停住步伐缓解着不适,下一刻身体腾空而起,下意识抬起的手碰到了贺仁州环住自己腰间的手臂。
掩下神色,卡尔冷淡开口:“放我下去。”“我知道你想出去,”贺仁州向床边走去:“不过很可惜,你错过了离开的最佳时机。我进门的那一刻房间就开启了防盗保护系统,外面的人进不来,同样,你也出不去。”
卡尔挤出两个字,给出了解决方案:“打开。”
“我为什么要打开?”
对上卡尔看骗子一样的眼神,贺仁州无辜挑眉:“别这么看着我,我只说不拦着你开门,又没说要打开防盗保护系统。”
被放在床上,卡尔盯着贺仁州,抬起手勾住他的脖颈,另一只手里藏的碎片瞬间向他大动脉扎去。
贺仁州可算是知道自己的床头灯怎么碎的了,攥住卡尔的手腕一刻不松,就像抓住要逃跑的肇事者:“你要赔我一个床头灯。”
眼神沉沉,卡尔面露讥讽:“当然,我会亲手烧给你,”说完,抬腿踢了过去。
虽然身体虚弱,但招式还在。卡尔打起来气势很足,完全是不管不顾的架势,显然起了杀心。
只守不攻过了几招,瞥见他发白的唇,贺仁州这才把人压下。
“真让人不省心。”
不知按到哪个按钮,床的四角伸高,机器盒打开,露出了缠绕其上的细链,尽头连接着垂下的环扣。
显而易见,这些东西不是给贺仁州用的。
按在后颈的手好像山石,任卡尔怎么反抗都巍然不动,只能眼睁睁看着自己的手脚被重新扣住。
最后一声卡扣响起,那人并没有离开,俯身压了下来。
后腰一凉,察觉到腰侧的手掌,卡尔的脸色登时变得难看。
“别碰我!”
手下的身体僵直,贺仁州抬眸扫他一眼,直接将他的衣摆全部推了上去:“你身上哪个地方我没碰过。”

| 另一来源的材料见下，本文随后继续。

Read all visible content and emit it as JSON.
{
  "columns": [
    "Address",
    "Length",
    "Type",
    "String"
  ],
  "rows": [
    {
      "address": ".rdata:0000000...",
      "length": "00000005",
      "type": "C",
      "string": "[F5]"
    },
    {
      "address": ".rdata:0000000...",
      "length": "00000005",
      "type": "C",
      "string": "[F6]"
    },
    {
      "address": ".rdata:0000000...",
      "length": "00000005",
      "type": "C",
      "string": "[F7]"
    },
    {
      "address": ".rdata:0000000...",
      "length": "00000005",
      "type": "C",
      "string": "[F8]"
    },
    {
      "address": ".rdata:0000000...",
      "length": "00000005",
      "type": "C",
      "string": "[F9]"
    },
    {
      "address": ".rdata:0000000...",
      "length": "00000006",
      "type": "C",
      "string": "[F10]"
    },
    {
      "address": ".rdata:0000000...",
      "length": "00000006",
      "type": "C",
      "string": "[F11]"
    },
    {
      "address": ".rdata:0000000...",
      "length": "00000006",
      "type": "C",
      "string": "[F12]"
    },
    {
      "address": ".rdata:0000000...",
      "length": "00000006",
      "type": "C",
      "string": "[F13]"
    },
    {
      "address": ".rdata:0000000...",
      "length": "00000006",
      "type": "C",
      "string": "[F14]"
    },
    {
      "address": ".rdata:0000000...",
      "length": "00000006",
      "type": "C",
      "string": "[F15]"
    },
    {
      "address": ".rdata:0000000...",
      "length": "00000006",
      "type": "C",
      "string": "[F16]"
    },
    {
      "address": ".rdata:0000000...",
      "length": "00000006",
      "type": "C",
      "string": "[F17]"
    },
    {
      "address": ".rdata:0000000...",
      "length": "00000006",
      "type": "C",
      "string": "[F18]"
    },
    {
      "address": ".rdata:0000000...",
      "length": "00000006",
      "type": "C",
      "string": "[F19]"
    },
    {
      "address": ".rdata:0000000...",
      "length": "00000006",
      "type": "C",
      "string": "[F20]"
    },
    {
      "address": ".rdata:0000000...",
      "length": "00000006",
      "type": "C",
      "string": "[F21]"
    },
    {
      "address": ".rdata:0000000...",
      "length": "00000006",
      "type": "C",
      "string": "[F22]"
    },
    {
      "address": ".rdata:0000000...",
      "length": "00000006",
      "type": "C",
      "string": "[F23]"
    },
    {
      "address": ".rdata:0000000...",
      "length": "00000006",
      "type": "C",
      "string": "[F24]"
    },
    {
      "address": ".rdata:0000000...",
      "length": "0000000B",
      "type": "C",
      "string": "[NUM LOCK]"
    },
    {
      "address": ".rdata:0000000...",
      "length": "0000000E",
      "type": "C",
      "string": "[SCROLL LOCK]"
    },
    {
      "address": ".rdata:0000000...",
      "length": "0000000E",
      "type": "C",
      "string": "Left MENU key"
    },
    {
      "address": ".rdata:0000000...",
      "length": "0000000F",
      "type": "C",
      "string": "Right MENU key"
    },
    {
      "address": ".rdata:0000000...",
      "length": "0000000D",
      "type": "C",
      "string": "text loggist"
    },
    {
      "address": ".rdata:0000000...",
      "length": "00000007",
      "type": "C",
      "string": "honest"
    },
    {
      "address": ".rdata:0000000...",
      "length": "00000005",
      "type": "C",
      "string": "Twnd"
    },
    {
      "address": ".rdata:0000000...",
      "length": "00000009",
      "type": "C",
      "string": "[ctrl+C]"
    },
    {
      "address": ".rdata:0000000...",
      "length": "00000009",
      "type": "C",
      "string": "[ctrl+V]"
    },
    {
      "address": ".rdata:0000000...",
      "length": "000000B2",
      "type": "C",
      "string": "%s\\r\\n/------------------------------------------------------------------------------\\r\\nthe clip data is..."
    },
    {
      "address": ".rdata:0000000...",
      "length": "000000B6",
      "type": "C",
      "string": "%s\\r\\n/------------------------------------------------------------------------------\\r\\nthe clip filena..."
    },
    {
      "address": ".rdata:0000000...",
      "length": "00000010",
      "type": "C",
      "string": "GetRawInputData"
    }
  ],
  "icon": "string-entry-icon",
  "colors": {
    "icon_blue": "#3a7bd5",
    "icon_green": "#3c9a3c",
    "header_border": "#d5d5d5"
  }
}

指尖描摹着他的蝴蝶骨,贺仁州点了几处:“这里,这里,这里,这里,还有这里,都有我留下的印记,你忘记了?”
见他不语,贺仁州的指尖沿着脊骨下滑,碰到一个吻痕齿印都要点一点,似乎真的以为他忘记,一点一点帮他回忆。
“可惜这些地方你都看不见。”
掌心顺着脊背滑动,最后在腰间停下,握住,和肌肤上淤青的指痕重合,让卡尔浑身一颤:“这里就能看见了。”
张了张嘴,卡尔攥紧了拳:“滚……”
贺仁州挑眉:“就像你刚才那样,在我手下颤了一晚,你知道有多带劲吗?”
“对了,还有这里……”那只手逐渐向下而去。
察觉到裤腰被触碰,卡尔猛然挺身,却只是巨浪前的小水花,不值一提。
裤子被人褪下,卡尔侧脸埋在床间,眼眶发红,眼底一片暗沉。
虽然在卡尔睡着时已经上过了药,但他刚才差点昏过去,为了保险起见,贺仁州需要再确认一遍。